Кэтрин он нашел в углу кабинета: ее обихаживал престарелый и зубастый Джонти Стаффорд, посол в отставке — этакий дружелюбный Бармаглот.
— Нет-нет, я вас уверяю, Дубровник вам бы понравился! — ораторствовал он, вращая глазами. — Отель «Диоклетиан» — это такое очаровательное место!
— Правда? — отвечала Кэтрин.
— Нам, знаете ли, всегда давали номер для новобрачных… такая огромная кровать! Там можно было оргии устраивать!
— Но, наверное, не в брачную ночь.
— Здравствуйте, сэр Джонти.
— Ах, вот и ваш прекрасный кавалер! Я уничтожен, я раздавлен, я исчезаю! — проговорил сэр Джонти и хотел было бежать за следующей промелькнувшей в коридоре юбкой, но вовремя осознал, что это юбка премьер-министра. — Боже мой, боже мой… — проговорил он, остановившись в коридоре и тряся головой, — как она хороша, как хороша!
— Ну как, этот пьяный старикан не совсем тебя достал? — спросил Ник.
— Знаешь, приятно, когда хоть кто-то обращает на тебя внимание, — проговорила Кэтрин, вытягиваясь на диване. — Садись.

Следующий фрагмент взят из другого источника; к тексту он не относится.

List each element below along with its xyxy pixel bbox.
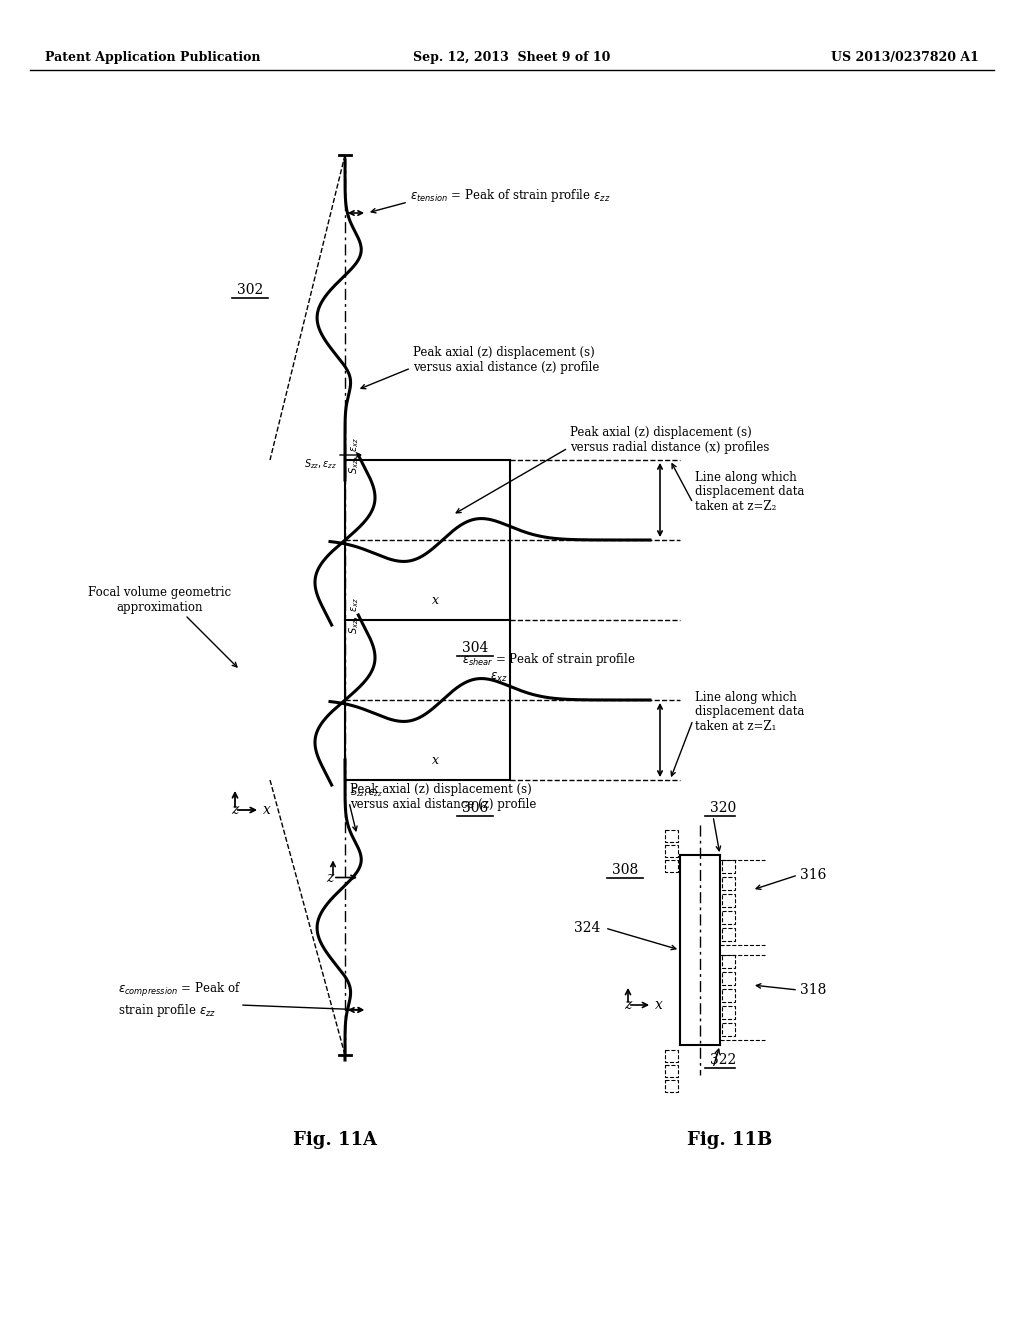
Text: $\varepsilon_{compression}$ = Peak of
strain profile $\varepsilon_{zz}$: $\varepsilon_{compression}$ = Peak of st… bbox=[118, 981, 241, 1019]
Text: $S_{zz},\varepsilon_{zz}$: $S_{zz},\varepsilon_{zz}$ bbox=[350, 785, 383, 799]
Text: z: z bbox=[231, 803, 239, 817]
Text: 318: 318 bbox=[800, 983, 826, 997]
Text: 324: 324 bbox=[573, 921, 600, 935]
Text: $\varepsilon_{xz}$: $\varepsilon_{xz}$ bbox=[490, 671, 508, 684]
Text: x: x bbox=[431, 754, 438, 767]
Text: x: x bbox=[431, 594, 438, 606]
Text: x: x bbox=[655, 998, 663, 1012]
Text: 304: 304 bbox=[462, 642, 488, 655]
Text: 322: 322 bbox=[710, 1053, 736, 1067]
Text: Patent Application Publication: Patent Application Publication bbox=[45, 51, 260, 65]
Text: Sep. 12, 2013  Sheet 9 of 10: Sep. 12, 2013 Sheet 9 of 10 bbox=[414, 51, 610, 65]
Text: z: z bbox=[326, 870, 333, 884]
Text: $S_{xz},\ \varepsilon_{xz}$: $S_{xz},\ \varepsilon_{xz}$ bbox=[347, 597, 360, 634]
Text: 308: 308 bbox=[612, 863, 638, 876]
Text: 306: 306 bbox=[462, 801, 488, 814]
Text: 302: 302 bbox=[237, 282, 263, 297]
Text: z: z bbox=[625, 998, 632, 1012]
Text: $\varepsilon_{shear}$ = Peak of strain profile: $\varepsilon_{shear}$ = Peak of strain p… bbox=[462, 652, 636, 668]
Text: $\varepsilon_{tension}$ = Peak of strain profile $\varepsilon_{zz}$: $\varepsilon_{tension}$ = Peak of strain… bbox=[410, 187, 610, 205]
Text: $S_{zz},\varepsilon_{zz}$: $S_{zz},\varepsilon_{zz}$ bbox=[304, 457, 337, 471]
Text: x: x bbox=[263, 803, 271, 817]
Text: Line along which
displacement data
taken at z=Z₂: Line along which displacement data taken… bbox=[695, 470, 805, 513]
Text: 316: 316 bbox=[800, 869, 826, 882]
Text: Focal volume geometric
approximation: Focal volume geometric approximation bbox=[88, 586, 231, 614]
Text: 320: 320 bbox=[710, 801, 736, 814]
Text: US 2013/0237820 A1: US 2013/0237820 A1 bbox=[831, 51, 979, 65]
Text: Peak axial (z) displacement (s)
versus axial distance (z) profile: Peak axial (z) displacement (s) versus a… bbox=[413, 346, 599, 374]
Text: $S_{xz},\ \varepsilon_{xz}$: $S_{xz},\ \varepsilon_{xz}$ bbox=[347, 437, 360, 474]
Text: Fig. 11A: Fig. 11A bbox=[293, 1131, 377, 1148]
Text: Line along which
displacement data
taken at z=Z₁: Line along which displacement data taken… bbox=[695, 690, 805, 734]
Text: Peak axial (z) displacement (s)
versus radial distance (x) profiles: Peak axial (z) displacement (s) versus r… bbox=[570, 426, 769, 454]
Text: Peak axial (z) displacement (s)
versus axial distance (z) profile: Peak axial (z) displacement (s) versus a… bbox=[350, 783, 537, 810]
Text: Fig. 11B: Fig. 11B bbox=[687, 1131, 773, 1148]
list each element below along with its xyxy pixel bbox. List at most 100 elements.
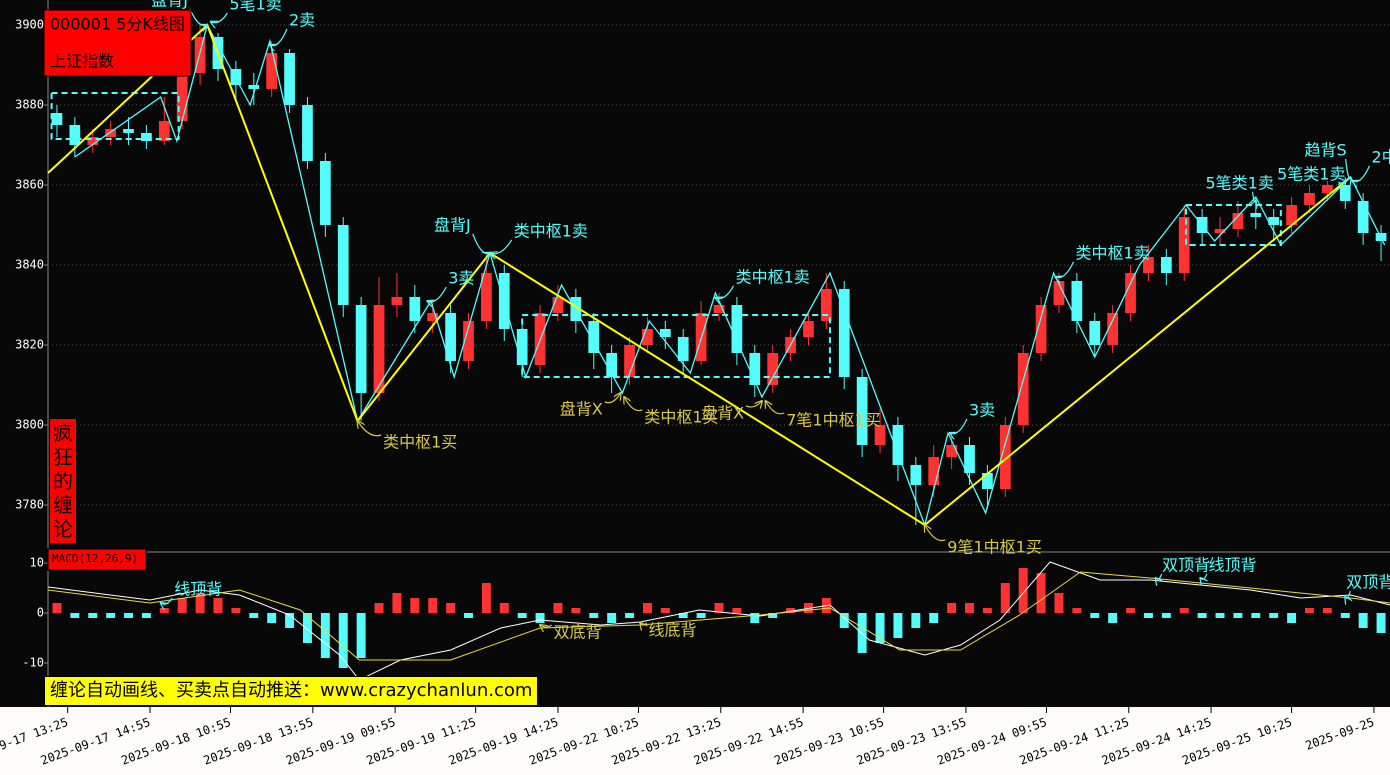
candle-body: [1339, 185, 1351, 201]
annotation-arrow: [1253, 191, 1256, 202]
macd-bar: [875, 613, 885, 643]
annotation-label: 2卖: [289, 11, 315, 30]
annotation-arrow: [950, 418, 968, 434]
annotation-label: 类中枢1买: [383, 433, 457, 452]
candle-body: [767, 353, 779, 385]
annotation-label: 类中枢1卖: [1076, 243, 1150, 262]
macd-bar: [607, 613, 617, 623]
macd-bar: [70, 613, 80, 618]
macd-bar: [1251, 613, 1261, 618]
candle-body: [445, 313, 456, 361]
annotation-arrow: [745, 401, 762, 407]
annotation-arrow: [161, 597, 173, 604]
candle-body: [588, 321, 600, 353]
annotation-label: 9笔1中枢1买: [947, 537, 1042, 556]
macd-bar: [1322, 608, 1332, 613]
macd-bar: [195, 593, 205, 613]
macd-bar: [285, 613, 295, 628]
dea-line: [47, 571, 1390, 661]
macd-label-box: MACD(12,26,9): [47, 548, 147, 571]
candle-body: [1286, 205, 1297, 225]
macd-bar: [965, 603, 974, 613]
candle-body: [964, 445, 975, 473]
annotation-label: 5笔类1卖: [1206, 173, 1274, 192]
candle-body: [409, 297, 421, 321]
candle-body: [677, 337, 689, 361]
annotation-label: 双顶背: [1162, 556, 1210, 575]
macd-bar: [1215, 613, 1225, 618]
annotation-label: 5笔类1卖: [1277, 165, 1345, 184]
macd-bar: [356, 613, 366, 658]
candle-body: [1214, 229, 1226, 233]
macd-bar: [1000, 583, 1010, 613]
macd-bar: [714, 603, 724, 613]
candle-body: [69, 125, 81, 145]
annotation-arrow: [1055, 261, 1075, 278]
annotation-arrow: [270, 28, 288, 46]
annotation-arrow: [624, 397, 643, 412]
candle-body: [1107, 313, 1119, 345]
candle-body: [1017, 353, 1029, 425]
y-tick-label: -10: [22, 656, 44, 670]
macd-bar: [374, 603, 384, 613]
annotation-label: 类中枢1买: [644, 407, 718, 426]
macd-bar: [1143, 613, 1153, 618]
candle-body: [427, 313, 439, 321]
macd-bar: [52, 603, 62, 613]
candle-body: [838, 289, 850, 377]
macd-bar: [982, 608, 992, 613]
annotation-arrow: [358, 421, 382, 437]
candle-body: [659, 329, 671, 337]
annotation-arrow: [715, 285, 735, 299]
macd-bar: [1126, 608, 1136, 613]
candle-body: [731, 305, 743, 353]
y-tick-label: 3820: [15, 338, 44, 352]
macd-bar: [678, 613, 688, 618]
macd-bar: [1179, 608, 1189, 613]
macd-bar: [1233, 613, 1243, 618]
y-tick-label: 3800: [15, 418, 44, 432]
pivot-box: [521, 314, 831, 378]
brand: 疯狂的缠论: [49, 418, 77, 544]
candle-body: [194, 37, 206, 73]
y-tick-label: 10: [30, 556, 44, 570]
candle-body: [248, 85, 260, 89]
candle-body: [302, 105, 313, 161]
candle-body: [1268, 217, 1280, 225]
macd-bar: [1269, 613, 1279, 618]
macd-bar: [231, 608, 241, 613]
macd-bar: [1197, 613, 1207, 618]
candle-body: [1304, 193, 1315, 205]
annotation-label: 盘背X: [701, 403, 744, 422]
candle-body: [123, 129, 134, 133]
candle-body: [946, 445, 957, 457]
annotation-arrow: [640, 623, 646, 625]
macd-bar: [88, 613, 98, 618]
macd-bar: [177, 598, 187, 613]
macd-bar: [267, 613, 277, 623]
candle-body: [1322, 185, 1333, 193]
annotation-label: 趋背S: [1304, 141, 1346, 160]
candle-body: [337, 225, 349, 305]
candle-body: [1178, 217, 1190, 273]
title-box: 000001 5分K线图 上证指数: [43, 9, 192, 77]
y-tick-label: 3860: [15, 178, 44, 192]
annotation-label: 3卖: [448, 269, 474, 288]
candle-body: [141, 133, 152, 141]
candle-body: [373, 305, 385, 393]
candle-body: [892, 425, 904, 465]
banner: 缠论自动画线、买卖点自动推送：www.crazychanlun.com: [44, 676, 539, 706]
candle-body: [87, 137, 99, 145]
annotation-label: 5笔1卖: [229, 0, 281, 14]
candle-body: [910, 465, 922, 485]
annotation-arrow: [490, 239, 513, 254]
title-background: [43, 9, 192, 77]
candle-body: [570, 297, 582, 321]
macd-bar: [768, 613, 778, 618]
macd-bar: [1340, 613, 1350, 618]
candle-body: [319, 161, 331, 225]
macd-bar: [589, 613, 599, 618]
candle-body: [1125, 273, 1136, 313]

Не знаешь, где Джас?
— Я его не видел, — ответил Ник.
По кабинету бродил фотограф в вечернем костюме и при галстуке, с осторожной улыбкой проскальзывал между гостей, стараясь быть как можно более незаметным. Это, разумеется, не удавалось: при его приближении одни замирали в картинных позах, другие, напротив, принимались как-то особенно беззаботно болтать и жестикулировать. Ник устроился на диване возле Кэтрин, подогнув под себя ногу и улыбаясь при мысли о собственной элегантности. Он чувствовал, что сможет веселиться до утра, что вечер сказочный, что все вокруг прекрасно и, даже если этот вечер не закончится сексом, его это ни капли не огорчит — в конце концов, не в сексе счастье!